Nasa sets off on collision course with comet

For the first time ever, Nasa is setting off on a collision course with a comet, in the hope of blasting a huge hole in the celestial snowball and gazing upon the original ingredients of the solar system preserved inside.

For the first time ever, Nasa is setting off on a collision course with a comet, in the hope of blasting a huge hole in the celestial snowball and gazing upon the original ingredients of the solar system preserved inside.

It all begins with a planned Cape Canaveral launch in Florida today of Deep Impact, a copper-fortified, comet-busting spacecraft.

Nasa has a single second – at precisely eight seconds past 1.47pm (6.47pm Irish time) - to send Deep Impact on a 268-million-mile, six-month voyage to Comet Tempel 1. Good weather is forecast, cheering scientists who are up against a firm two-week deadline for launching the probe.

Scientists have no idea what Comet Tempel 1 looks like. They don’t know whether the spacecraft will have to punch through a crust as hard as a concrete pavement or as flimsy as cornflakes.

All they know with certainty is that the nucleus, or core, of the comet is three times as long as it is wide, and that they must crash into the sunlit side to capture pictures of the resulting crater and all the ice, dust and other primordial matter shooting out of the hole on July 4.

Uncertainty over the comet’s shape “has caused us some concern about, can we hit the comet”, said Jay Melosh, a planetary geologist at the University of Arizona. Officially, Nasa puts the odds of a bull’s-eye at better than 99 %.

“We hope we’ll make a crater perhaps 300 feet in diameter, 100 feet deep, that we’ll get through that crust and reveal the interior of the comet,” Melosh said. “But we don’t know what comets are made of. We don’t know how strong they are.”

The $330 (€252m) mission should provide those answers, along with clues to the origin of the solar system four and a half billion years ago.

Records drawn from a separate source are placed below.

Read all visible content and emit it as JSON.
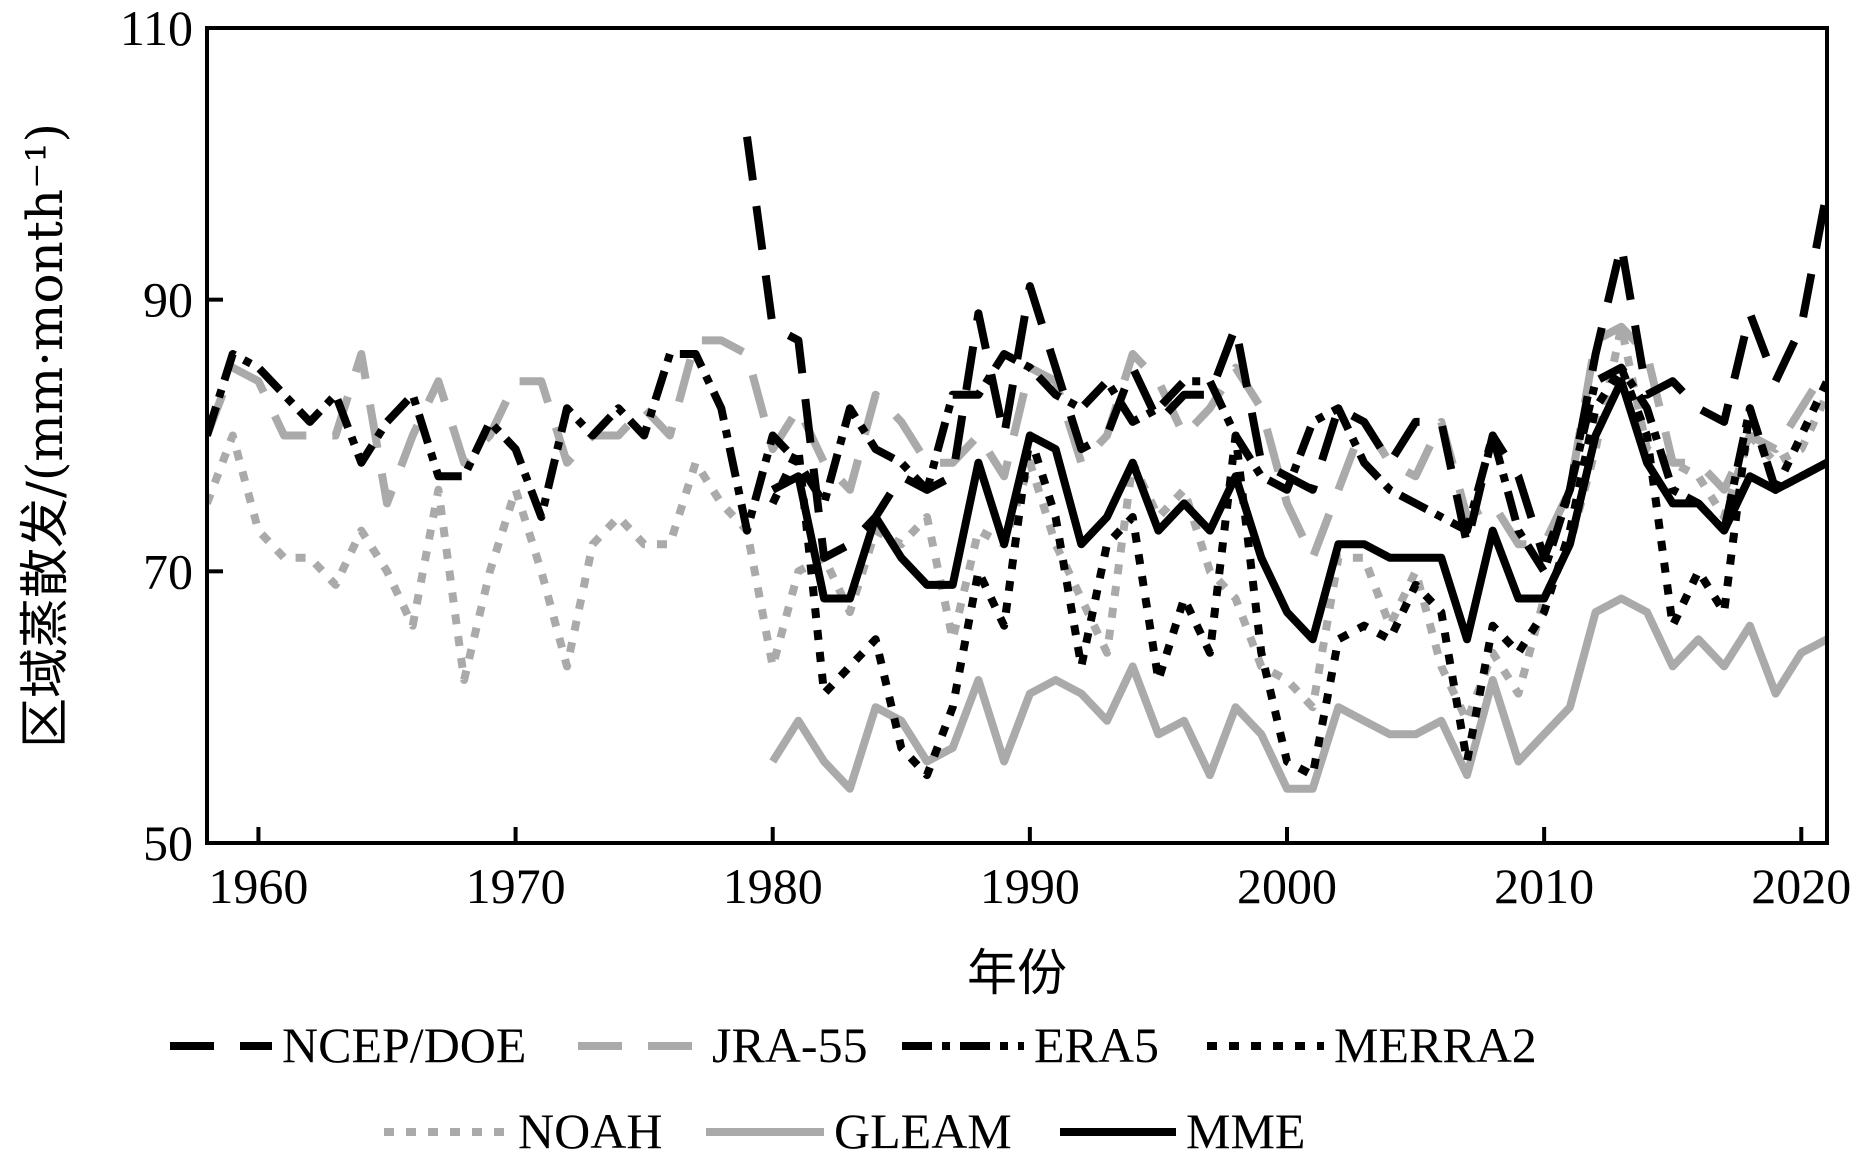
{
  "chart_data": {
    "type": "line",
    "xlabel": "年份",
    "ylabel": "区域蒸散发/(mm·month⁻¹)",
    "xlim": [
      1958,
      2021
    ],
    "ylim": [
      50,
      110
    ],
    "x_ticks": [
      1960,
      1970,
      1980,
      1990,
      2000,
      2010,
      2020
    ],
    "y_ticks": [
      50,
      70,
      90,
      110
    ],
    "grid": false,
    "legend_position": "bottom",
    "series": [
      {
        "name": "NCEP/DOE",
        "color": "#000000",
        "style": "long-dash",
        "x": [
          1979,
          1980,
          1981,
          1982,
          1983,
          1984,
          1985,
          1986,
          1987,
          1988,
          1989,
          1990,
          1991,
          1992,
          1993,
          1994,
          1995,
          1996,
          1997,
          1998,
          1999,
          2000,
          2001,
          2002,
          2003,
          2004,
          2005,
          2006,
          2007,
          2008,
          2009,
          2010,
          2011,
          2012,
          2013,
          2014,
          2015,
          2016,
          2017,
          2018,
          2019,
          2020,
          2021
        ],
        "values": [
          102,
          88,
          87,
          71,
          72,
          74,
          77,
          76,
          77,
          89,
          80,
          91,
          85,
          79,
          80,
          85,
          81,
          83,
          83,
          88,
          78,
          77,
          76,
          82,
          81,
          78,
          81,
          81,
          72,
          80,
          77,
          71,
          76,
          86,
          94,
          83,
          84,
          82,
          81,
          89,
          84,
          88,
          98
        ]
      },
      {
        "name": "JRA-55",
        "color": "#aaaaaa",
        "style": "long-dash",
        "x": [
          1958,
          1959,
          1960,
          1961,
          1962,
          1963,
          1964,
          1965,
          1966,
          1967,
          1968,
          1969,
          1970,
          1971,
          1972,
          1973,
          1974,
          1975,
          1976,
          1977,
          1978,
          1979,
          1980,
          1981,
          1982,
          1983,
          1984,
          1985,
          1986,
          1987,
          1988,
          1989,
          1990,
          1991,
          1992,
          1993,
          1994,
          1995,
          1996,
          1997,
          1998,
          1999,
          2000,
          2001,
          2002,
          2003,
          2004,
          2005,
          2006,
          2007,
          2008,
          2009,
          2010,
          2011,
          2012,
          2013,
          2014,
          2015,
          2016,
          2017,
          2018,
          2019,
          2020,
          2021
        ],
        "values": [
          80,
          85,
          84,
          80,
          80,
          80,
          86,
          75,
          80,
          84,
          78,
          80,
          84,
          84,
          78,
          80,
          80,
          82,
          80,
          87,
          87,
          86,
          79,
          82,
          78,
          76,
          83,
          81,
          78,
          78,
          80,
          77,
          85,
          84,
          78,
          80,
          86,
          84,
          80,
          82,
          85,
          82,
          75,
          71,
          76,
          81,
          78,
          77,
          81,
          74,
          75,
          72,
          72,
          76,
          87,
          88,
          86,
          78,
          78,
          76,
          80,
          79,
          82,
          85
        ]
      },
      {
        "name": "ERA5",
        "color": "#000000",
        "style": "dash-dot",
        "x": [
          1958,
          1959,
          1960,
          1961,
          1962,
          1963,
          1964,
          1965,
          1966,
          1967,
          1968,
          1969,
          1970,
          1971,
          1972,
          1973,
          1974,
          1975,
          1976,
          1977,
          1978,
          1979,
          1980,
          1981,
          1982,
          1983,
          1984,
          1985,
          1986,
          1987,
          1988,
          1989,
          1990,
          1991,
          1992,
          1993,
          1994,
          1995,
          1996,
          1997,
          1998,
          1999,
          2000,
          2001,
          2002,
          2003,
          2004,
          2005,
          2006,
          2007,
          2008,
          2009,
          2010,
          2011,
          2012,
          2013,
          2014,
          2015,
          2016,
          2017,
          2018,
          2019,
          2020,
          2021
        ],
        "values": [
          80,
          86,
          85,
          83,
          81,
          83,
          78,
          81,
          83,
          77,
          77,
          81,
          79,
          74,
          82,
          80,
          82,
          80,
          86,
          86,
          82,
          73,
          80,
          78,
          75,
          82,
          79,
          78,
          76,
          83,
          83,
          86,
          85,
          83,
          82,
          84,
          81,
          82,
          84,
          84,
          80,
          77,
          76,
          81,
          82,
          78,
          76,
          75,
          74,
          73,
          80,
          73,
          70,
          76,
          84,
          85,
          82,
          76,
          75,
          73,
          82,
          76,
          77,
          78
        ]
      },
      {
        "name": "MERRA2",
        "color": "#000000",
        "style": "dotted",
        "x": [
          1980,
          1981,
          1982,
          1983,
          1984,
          1985,
          1986,
          1987,
          1988,
          1989,
          1990,
          1991,
          1992,
          1993,
          1994,
          1995,
          1996,
          1997,
          1998,
          1999,
          2000,
          2001,
          2002,
          2003,
          2004,
          2005,
          2006,
          2007,
          2008,
          2009,
          2010,
          2011,
          2012,
          2013,
          2014,
          2015,
          2016,
          2017,
          2018,
          2019,
          2020,
          2021
        ],
        "values": [
          75,
          79,
          61,
          63,
          65,
          57,
          55,
          60,
          70,
          66,
          80,
          74,
          63,
          72,
          74,
          62,
          68,
          64,
          80,
          64,
          56,
          55,
          65,
          66,
          65,
          69,
          67,
          56,
          66,
          64,
          67,
          73,
          82,
          85,
          80,
          66,
          70,
          67,
          82,
          76,
          80,
          84
        ]
      },
      {
        "name": "NOAH",
        "color": "#aaaaaa",
        "style": "dotted",
        "x": [
          1958,
          1959,
          1960,
          1961,
          1962,
          1963,
          1964,
          1965,
          1966,
          1967,
          1968,
          1969,
          1970,
          1971,
          1972,
          1973,
          1974,
          1975,
          1976,
          1977,
          1978,
          1979,
          1980,
          1981,
          1982,
          1983,
          1984,
          1985,
          1986,
          1987,
          1988,
          1989,
          1990,
          1991,
          1992,
          1993,
          1994,
          1995,
          1996,
          1997,
          1998,
          1999,
          2000,
          2001,
          2002,
          2003,
          2004,
          2005,
          2006,
          2007,
          2008,
          2009,
          2010,
          2011,
          2012,
          2013,
          2014,
          2015,
          2016,
          2017,
          2018,
          2019,
          2020,
          2021
        ],
        "values": [
          75,
          80,
          73,
          71,
          71,
          69,
          73,
          70,
          66,
          76,
          62,
          70,
          76,
          70,
          63,
          72,
          74,
          72,
          72,
          78,
          75,
          73,
          63,
          70,
          71,
          67,
          73,
          72,
          74,
          65,
          73,
          72,
          78,
          72,
          68,
          64,
          78,
          74,
          76,
          70,
          68,
          63,
          62,
          60,
          71,
          71,
          66,
          70,
          63,
          59,
          64,
          61,
          68,
          72,
          79,
          88,
          79,
          78,
          77,
          74,
          80,
          78,
          79,
          83
        ]
      },
      {
        "name": "GLEAM",
        "color": "#aaaaaa",
        "style": "solid",
        "x": [
          1980,
          1981,
          1982,
          1983,
          1984,
          1985,
          1986,
          1987,
          1988,
          1989,
          1990,
          1991,
          1992,
          1993,
          1994,
          1995,
          1996,
          1997,
          1998,
          1999,
          2000,
          2001,
          2002,
          2003,
          2004,
          2005,
          2006,
          2007,
          2008,
          2009,
          2010,
          2011,
          2012,
          2013,
          2014,
          2015,
          2016,
          2017,
          2018,
          2019,
          2020,
          2021
        ],
        "values": [
          56,
          59,
          56,
          54,
          60,
          59,
          56,
          57,
          62,
          56,
          61,
          62,
          61,
          59,
          63,
          58,
          59,
          55,
          60,
          58,
          54,
          54,
          60,
          59,
          58,
          58,
          59,
          55,
          62,
          56,
          58,
          60,
          67,
          68,
          67,
          63,
          65,
          63,
          66,
          61,
          64,
          65
        ]
      },
      {
        "name": "MME",
        "color": "#000000",
        "style": "solid",
        "x": [
          1980,
          1981,
          1982,
          1983,
          1984,
          1985,
          1986,
          1987,
          1988,
          1989,
          1990,
          1991,
          1992,
          1993,
          1994,
          1995,
          1996,
          1997,
          1998,
          1999,
          2000,
          2001,
          2002,
          2003,
          2004,
          2005,
          2006,
          2007,
          2008,
          2009,
          2010,
          2011,
          2012,
          2013,
          2014,
          2015,
          2016,
          2017,
          2018,
          2019,
          2020,
          2021
        ],
        "values": [
          76,
          77,
          68,
          68,
          74,
          71,
          69,
          69,
          78,
          72,
          80,
          79,
          72,
          74,
          78,
          73,
          75,
          73,
          77,
          71,
          67,
          65,
          72,
          72,
          71,
          71,
          71,
          65,
          73,
          68,
          68,
          72,
          80,
          84,
          78,
          75,
          75,
          73,
          77,
          76,
          77,
          78
        ]
      }
    ]
  }
}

Because of the relative speed at the moment of impact – 23,000 mph – no explosives are needed for the job. The force of the crash will be the equivalent of four and a half tons of TNT exploding.

“The amount of energy of the spacecraft is about 10 times larger than an equivalent mass of TNT hitting the comet so we could pack it with explosives, it wouldn’t make much of a difference,” Melosh said. “Just by colliding with it, we’re going to blast a big hole.”

Deep Impact actually consists of two spacecraft – the vehicle-sized mothership and the TV-sized impactor that will spring free one day before the July 4 strike. The mothership is equipped with the largest telescope ever destined for deep space, to record the impact from a safe 300 miles away.

Ground observatories also will record the event, as well as amateur astronomers.

Both craft are shielded to protect against all the dust coming off the comet. Once on its own, the impactor will have to manoeuvre through the cloud of fine, but potentially damaging, particles to get out ahead of the comet and be run over by it.

Those last 24 hours will be the most perilous part of the journey.

“The last 20 minutes is when I’m going to really bite my fingernails,” Melosh said.

“I’d even go with the last one minute,” said the University of Maryland’s Michael A’Hearn, the principal scientist.

The impactor will vaporise instantly when it hits, as will its small payload, a compact disc containing more than 500,000 names of people who wanted to tag along.